今回は、「偶然の音楽」をストリーの面白さにも魅かれて読み終わり、「幻影の書」にかかったのだけれど、失踪した俳優のへクター・マンとそれを追う「私」のすばらしく豊かで込み入った日常の重厚さに圧倒されてちょっとポーズ。立ち止まっては何か調べ、想像を喚起し…という時間になる。

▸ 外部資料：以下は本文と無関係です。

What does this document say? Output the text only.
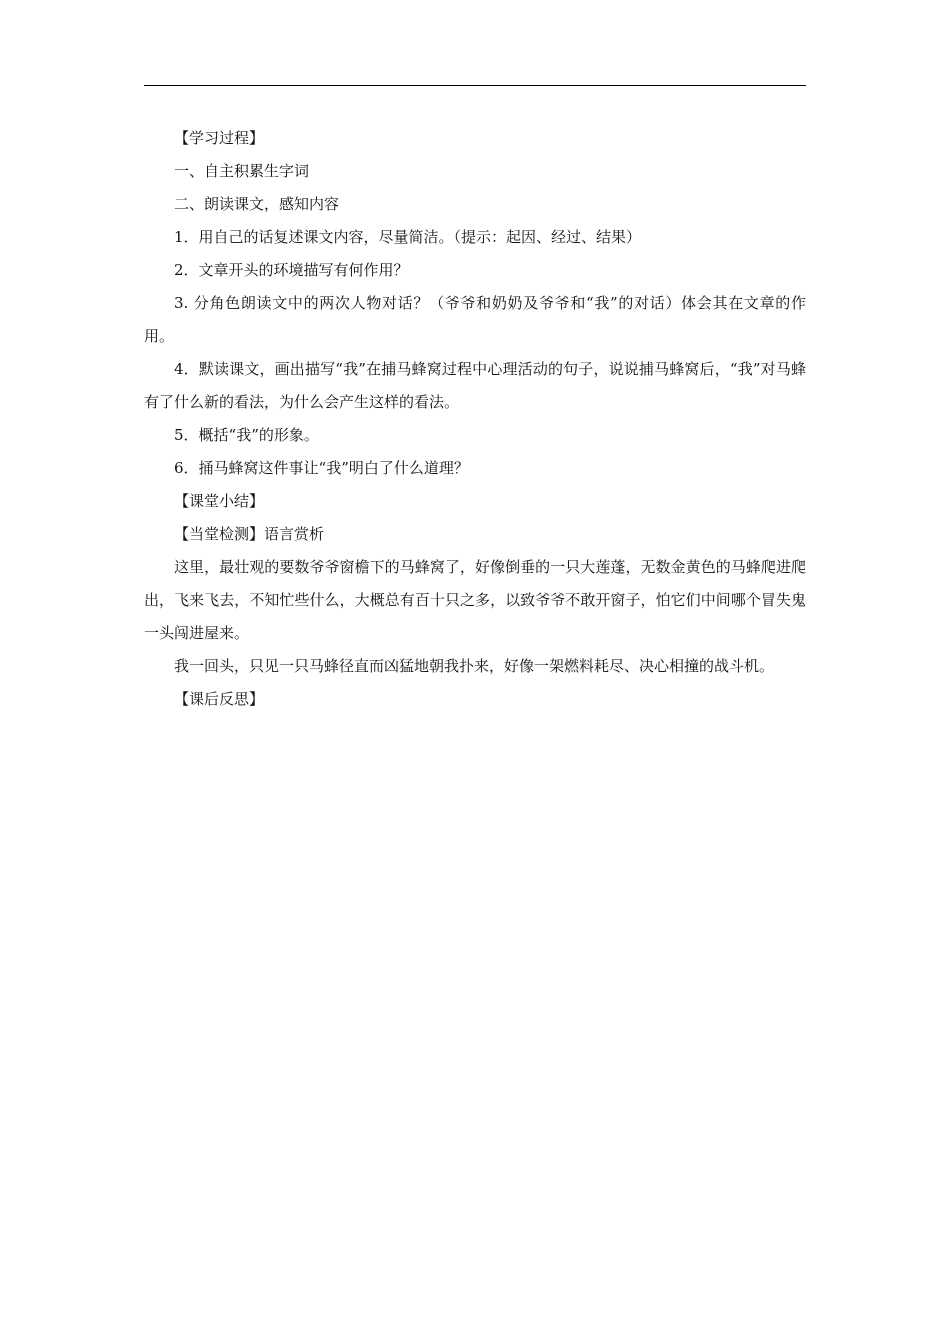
【学习过程】

一、自主积累生字词

二、朗读课文，感知内容

1．用自己的话复述课文内容，尽量简洁。（提示：起因、经过、结果）

2．文章开头的环境描写有何作用？

3. 分角色朗读文中的两次人物对话？（爷爷和奶奶及爷爷和“我”的对话）体会其在文章的作用。

4．默读课文，画出描写“我”在捕马蜂窝过程中心理活动的句子，说说捕马蜂窝后，“我”对马蜂有了什么新的看法，为什么会产生这样的看法。

5．概括“我”的形象。

6．捅马蜂窝这件事让“我”明白了什么道理？

【课堂小结】

【当堂检测】语言赏析

这里，最壮观的要数爷爷窗檐下的马蜂窝了，好像倒垂的一只大莲蓬，无数金黄色的马蜂爬进爬出，飞来飞去，不知忙些什么，大概总有百十只之多，以致爷爷不敢开窗子，怕它们中间哪个冒失鬼一头闯进屋来。

我一回头，只见一只马蜂径直而凶猛地朝我扑来，好像一架燃料耗尽、决心相撞的战斗机。

【课后反思】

なので今日は、エッセイ集「トゥルー・ストーリーズ」 をひらいた。
9.11直後のニューヨークが舞台の「覚え書き」はほんの数ページだけれども、私もちょうどあの年の8月末に渡米したばかりの姪から、事件のあと、「こげくさい臭いがしてる」というメールをもらったりした。初めてNYを訪ねたのは翌年の8月だけれど、オースターの、「瓦礫には人間の手や足が混じっていた、と…」という一行は当時を思い出させる。
「ティンブクトゥ」は〝「犬の視点」を通してアメリカのホームレスを描い た作品〟だそうだが、犬よりも猫の私は読む機会がないかもしれない。